(...) Le recuerdo como si hubiera llegado ayer a la puerta de la posada, con su cofre de marino, que se había hecho llevar tras sí en una carretilla: era un hombre alto, fuerte, pesado, moreno, con una mata de pelo que se desparramaba por las hombreras de la mugrienta casaca azul; las manos fuertes y agrietadas, con uñas negras y rotas, y la cicatriz en una mejilla, una señal sucia, de color blanquiazul. Le recuerdo cuando recorría la bahía con la mirada mientras silbaba para sí mismo; luego estallaba en esta viena canción marinera que más tarde cantó tan a menudo:
¡Quince hombres sobre el cofre del muerto!
¡Yo, ho, ho, y una botella de ron!
con una aguda y temblorosa voz de viejo.

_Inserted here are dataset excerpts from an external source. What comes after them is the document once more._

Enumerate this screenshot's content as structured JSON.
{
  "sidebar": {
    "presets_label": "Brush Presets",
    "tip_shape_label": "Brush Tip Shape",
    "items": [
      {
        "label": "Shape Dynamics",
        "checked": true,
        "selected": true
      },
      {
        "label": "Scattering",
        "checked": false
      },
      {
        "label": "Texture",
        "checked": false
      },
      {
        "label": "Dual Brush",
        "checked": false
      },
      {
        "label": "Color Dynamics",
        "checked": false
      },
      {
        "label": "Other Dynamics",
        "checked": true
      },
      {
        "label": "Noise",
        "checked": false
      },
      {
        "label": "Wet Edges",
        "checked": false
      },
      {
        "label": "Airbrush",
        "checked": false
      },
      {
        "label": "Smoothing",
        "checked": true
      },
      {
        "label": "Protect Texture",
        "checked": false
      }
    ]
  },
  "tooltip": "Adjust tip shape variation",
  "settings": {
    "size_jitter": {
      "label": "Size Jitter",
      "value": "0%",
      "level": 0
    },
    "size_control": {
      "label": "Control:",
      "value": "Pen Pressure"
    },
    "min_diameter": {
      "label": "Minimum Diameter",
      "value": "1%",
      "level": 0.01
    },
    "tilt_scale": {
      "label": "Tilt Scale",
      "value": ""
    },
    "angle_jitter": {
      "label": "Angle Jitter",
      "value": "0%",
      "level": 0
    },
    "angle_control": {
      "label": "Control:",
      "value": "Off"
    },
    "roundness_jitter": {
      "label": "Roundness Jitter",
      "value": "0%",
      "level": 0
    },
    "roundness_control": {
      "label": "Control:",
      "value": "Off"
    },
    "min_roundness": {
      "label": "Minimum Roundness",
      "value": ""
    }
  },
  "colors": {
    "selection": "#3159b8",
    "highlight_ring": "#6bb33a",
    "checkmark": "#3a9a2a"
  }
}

Entonces golpeó sobre la puerta con un trozo de bastón, y cuando salió mi padre, le pidió con grosería un vaso de ron. Lo bebió despacio, paladeándolo, sin dejar de mirar a la escollera y la puerta de la posada.
-
Es una bahía deliciosa - dijo al fin -
y una posada con una situación muy agradable. (...) éste es un lugar ideal para mí. (...)Podéis llamarme capitán.
- La Isla del Tesoro. Robert L. Stevenson.